MS, Intel "Goofed Up" Win 7 XP Virtualization 315
clang_jangle writes "Ars Technica has a short article up describing how Microsoft and Intel have 'goofed up' Windows 7's XP Mode by ensuring many PCs will not be able to use it. (And it won't be easy to figure out in advance if your PC is one of them.) Meanwhile, over at Infoworld, Redmond is criticized for having the 'right idea, wrong technology' with their latest compatibility scheme, and PC World says 'great idea, on paper.' With Windows 7 due to be released in 2010, and Redmond apparently eager to move on from XP, perhaps this is not really a 'goof' at all?"
Re:Oh, it's a goof all right (Score:1, Funny)

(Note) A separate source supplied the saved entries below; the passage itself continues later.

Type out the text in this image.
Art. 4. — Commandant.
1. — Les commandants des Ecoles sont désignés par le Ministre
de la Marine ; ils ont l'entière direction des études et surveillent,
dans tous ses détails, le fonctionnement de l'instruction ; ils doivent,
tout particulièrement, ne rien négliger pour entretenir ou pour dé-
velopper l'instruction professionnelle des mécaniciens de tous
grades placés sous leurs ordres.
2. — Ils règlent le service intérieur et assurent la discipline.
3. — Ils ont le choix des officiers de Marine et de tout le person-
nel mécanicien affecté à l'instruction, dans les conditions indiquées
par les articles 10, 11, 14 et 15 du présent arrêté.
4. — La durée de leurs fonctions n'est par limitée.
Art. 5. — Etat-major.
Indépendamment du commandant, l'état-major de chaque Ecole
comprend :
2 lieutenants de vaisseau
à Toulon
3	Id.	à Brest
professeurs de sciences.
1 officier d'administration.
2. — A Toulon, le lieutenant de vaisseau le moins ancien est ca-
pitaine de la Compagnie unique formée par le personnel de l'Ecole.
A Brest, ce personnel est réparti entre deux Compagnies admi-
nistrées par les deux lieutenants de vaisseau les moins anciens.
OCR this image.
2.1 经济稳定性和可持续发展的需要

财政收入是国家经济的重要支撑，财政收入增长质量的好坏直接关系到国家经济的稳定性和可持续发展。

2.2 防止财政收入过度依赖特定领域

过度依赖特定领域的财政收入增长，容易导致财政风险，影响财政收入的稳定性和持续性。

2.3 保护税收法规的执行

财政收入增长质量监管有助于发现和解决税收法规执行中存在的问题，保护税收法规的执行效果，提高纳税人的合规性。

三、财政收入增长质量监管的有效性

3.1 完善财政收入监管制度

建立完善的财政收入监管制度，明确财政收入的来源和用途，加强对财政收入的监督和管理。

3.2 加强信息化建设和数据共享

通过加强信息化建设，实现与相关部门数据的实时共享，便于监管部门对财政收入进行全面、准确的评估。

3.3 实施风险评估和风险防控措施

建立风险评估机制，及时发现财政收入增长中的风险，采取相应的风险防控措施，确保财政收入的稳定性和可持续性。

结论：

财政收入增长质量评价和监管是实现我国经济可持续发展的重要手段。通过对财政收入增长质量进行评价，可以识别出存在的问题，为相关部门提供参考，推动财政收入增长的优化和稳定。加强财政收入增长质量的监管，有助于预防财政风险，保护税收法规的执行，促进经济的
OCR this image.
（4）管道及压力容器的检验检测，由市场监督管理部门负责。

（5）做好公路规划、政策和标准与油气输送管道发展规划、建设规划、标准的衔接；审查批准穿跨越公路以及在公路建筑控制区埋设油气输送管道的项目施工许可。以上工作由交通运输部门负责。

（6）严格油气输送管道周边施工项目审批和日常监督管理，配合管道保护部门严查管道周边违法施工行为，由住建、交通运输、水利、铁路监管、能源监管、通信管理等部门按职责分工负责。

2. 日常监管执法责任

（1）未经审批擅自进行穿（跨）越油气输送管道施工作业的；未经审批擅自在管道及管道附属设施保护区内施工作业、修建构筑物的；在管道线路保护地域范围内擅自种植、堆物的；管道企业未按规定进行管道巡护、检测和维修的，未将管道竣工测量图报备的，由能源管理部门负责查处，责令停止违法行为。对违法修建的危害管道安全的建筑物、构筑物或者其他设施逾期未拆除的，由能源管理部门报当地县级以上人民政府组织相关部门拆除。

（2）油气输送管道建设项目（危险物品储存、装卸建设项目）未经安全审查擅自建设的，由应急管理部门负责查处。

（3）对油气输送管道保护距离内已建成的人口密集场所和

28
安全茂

If corporate interests do not want to switch from XP to 7 due to rewriting apps, what would make them switch from XP to Macs or Ubuntu?
Fortune has the answer (Score:3, Funny)
Apple did this, not once but twice. Why is Redmond so afraid of trading out the basic underpinnings? I guess they married the concept of permenant backwards compatibility when they used that very stick to beat OS/2 into the ground.
The fortune program describe this very well...
"I've finally learned what `upward compatible' means.
It means we get to keep all our old mistakes."
-- Dennie van Tassel
Re:I have a dream... (Score:1, Funny)
Let Dell, HP, etc try selling computers without a usable OS.
In the opinion of some people, they're already doing that.